Toys 'R' Us is perhaps in the same boat. They "issued a statement expressing outrage" over The Gunfight in the Toys 'R' Corral today. And the end result of this expressed outrage is going to be exactly what? Will the women whose brawling started the fracas be extra stung? Will the insult of corporate ire make the injury of their bloody noses and dead boyfriends/husbands all the more intense? Will their friends, acquaintances and families drift away, unwilling to risk the anger of the world's largest toy-centered retailer? Will other companies be angry too? Will this mean that Amazon will offer to be their new friend?

And what about the future? Can the company maintain this outrage? And what will come of it if they can? Floggings for unruly customers next year? (I'll volunteer for that duty. Pretty please? With sugar on top? I'll do a good job, really. I'll pay you...) A scowling Geoffrey the Giraffe, stalking the aisles and getting in people's faces? When a company becomes hacked off, does anyone really notice? Or care? Is corporate anger really going to make people think twice about packing heat into a toy store? Or starting throwdowns over the last Batter Me Elmo toy on the shelves? Do we expect that the people who fled for their lives from the sudden firefight to be comforted from knowing that Toys 'R' Us is mad as Hell, and isn't going to take it anymore? Or that it will make the experience less traumatic for the people who work there?

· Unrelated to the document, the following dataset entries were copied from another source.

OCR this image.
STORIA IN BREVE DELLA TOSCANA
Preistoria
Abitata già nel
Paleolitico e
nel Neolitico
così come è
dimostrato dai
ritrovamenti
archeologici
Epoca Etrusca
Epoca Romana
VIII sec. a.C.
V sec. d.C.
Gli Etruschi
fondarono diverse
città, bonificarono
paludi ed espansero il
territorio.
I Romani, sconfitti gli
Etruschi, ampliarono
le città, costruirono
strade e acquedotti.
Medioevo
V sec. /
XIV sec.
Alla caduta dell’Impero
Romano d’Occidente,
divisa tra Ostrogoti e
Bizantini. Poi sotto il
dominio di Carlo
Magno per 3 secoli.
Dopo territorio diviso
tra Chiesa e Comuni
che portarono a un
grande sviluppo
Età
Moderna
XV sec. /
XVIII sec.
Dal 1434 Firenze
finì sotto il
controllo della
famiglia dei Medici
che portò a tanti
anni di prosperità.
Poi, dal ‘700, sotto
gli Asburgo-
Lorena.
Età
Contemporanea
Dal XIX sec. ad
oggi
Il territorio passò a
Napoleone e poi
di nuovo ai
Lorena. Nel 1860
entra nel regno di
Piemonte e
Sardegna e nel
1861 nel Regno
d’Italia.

Corporate consolations seem cold comfort, and corporate ire an empty threat. More meaningless words to be piled onto an increasingly meaningless season. You don't have to be a true believer to understand that whatever holiness once created the holidays is long gone. Once upon a time, there may have been a celebration to rejoice in the coming of one faith's savior, but there's little chance that the supplication, consideration or wrath of even the most powerful corporate citizens will be the savior of lives lost and shattered in an ever-growing insanity.